Batch Runs and Sharding
Once the terrain dataset is stable, you can shard the run. The GRAIL docs include the --job_chunk_idx and --num_job_chunks pattern for splitting videos across workers:
python -m grail.pipelines.recon_4dhoi \
--dataset syn_stairs \
--results_dir results \
--config configs/recon_4dhoi/loco_smplx.yaml \
--job_chunk_idx 0 \
--num_job_chunks 8 \
--skip_done
The second worker uses --job_chunk_idx 1, continuing up to 7. Even in static mode, keep visualization enabled for a subset. Large batches without visual inspection can silently accumulate scale or camera errors.
A healthy workflow is:
- Generate 20-50 terrain assets with
gen_terrain. - Produce a small batch of 2D HOI videos.
- Run
loco_smplx.yamlon the first 5-10 videos. - Inspect
recon_comparison.mp4, top view, and HTML. - Fix assets, camera, or prompts if needed.
- Run the large batch with sharding and
--skip_done. - Send only
_validoutputs to retargeting.
Conclusion
loco_smplx.yaml is not a minor variation of the manipulation config; it encodes a different physical assumption.
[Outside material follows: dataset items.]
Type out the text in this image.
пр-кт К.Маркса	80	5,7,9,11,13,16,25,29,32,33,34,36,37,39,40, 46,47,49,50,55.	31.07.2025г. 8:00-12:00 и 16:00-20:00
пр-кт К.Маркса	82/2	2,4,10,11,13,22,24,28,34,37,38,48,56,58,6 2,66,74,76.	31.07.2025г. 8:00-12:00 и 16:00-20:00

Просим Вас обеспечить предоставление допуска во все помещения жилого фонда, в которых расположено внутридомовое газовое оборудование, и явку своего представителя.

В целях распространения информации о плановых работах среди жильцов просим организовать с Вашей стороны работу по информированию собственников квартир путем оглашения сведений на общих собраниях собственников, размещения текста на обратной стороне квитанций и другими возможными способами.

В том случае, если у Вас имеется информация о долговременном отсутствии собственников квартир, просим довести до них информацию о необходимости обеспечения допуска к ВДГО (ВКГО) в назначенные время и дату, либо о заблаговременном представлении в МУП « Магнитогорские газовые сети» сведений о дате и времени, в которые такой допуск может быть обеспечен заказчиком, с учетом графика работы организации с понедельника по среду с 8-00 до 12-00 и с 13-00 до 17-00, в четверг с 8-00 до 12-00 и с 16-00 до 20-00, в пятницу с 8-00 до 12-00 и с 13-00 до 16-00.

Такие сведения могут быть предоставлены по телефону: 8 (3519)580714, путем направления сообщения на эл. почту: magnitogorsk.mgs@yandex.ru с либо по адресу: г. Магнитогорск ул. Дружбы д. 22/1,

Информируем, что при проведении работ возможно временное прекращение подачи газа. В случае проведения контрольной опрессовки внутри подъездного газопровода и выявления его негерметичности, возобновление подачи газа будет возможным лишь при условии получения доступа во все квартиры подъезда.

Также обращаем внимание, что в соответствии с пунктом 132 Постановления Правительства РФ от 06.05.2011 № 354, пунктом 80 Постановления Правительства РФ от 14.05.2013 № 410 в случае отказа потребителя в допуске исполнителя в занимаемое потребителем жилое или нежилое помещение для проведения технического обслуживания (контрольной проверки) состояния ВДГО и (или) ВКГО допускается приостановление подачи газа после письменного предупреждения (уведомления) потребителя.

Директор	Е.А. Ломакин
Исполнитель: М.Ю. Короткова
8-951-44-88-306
For manipulation, the object must move, FoundationPose should track 6-DoF pose, and dynamic_only helps reject data without object motion. For curbs, slopes, stairs, and sitting, a fixed scene is correct. pipeline.is_static_obj: true bypasses FoundationPose to avoid fake trajectories, while filter_object_motion: static_only keeps the interactions that a locomotion policy needs.
When using GRAIL, classify the task before running reconstruction: is object pose the controlled state, or is it fixed environment geometry? That answer determines the config, the filter, the debugging path, and the quality of the data you send into retargeting.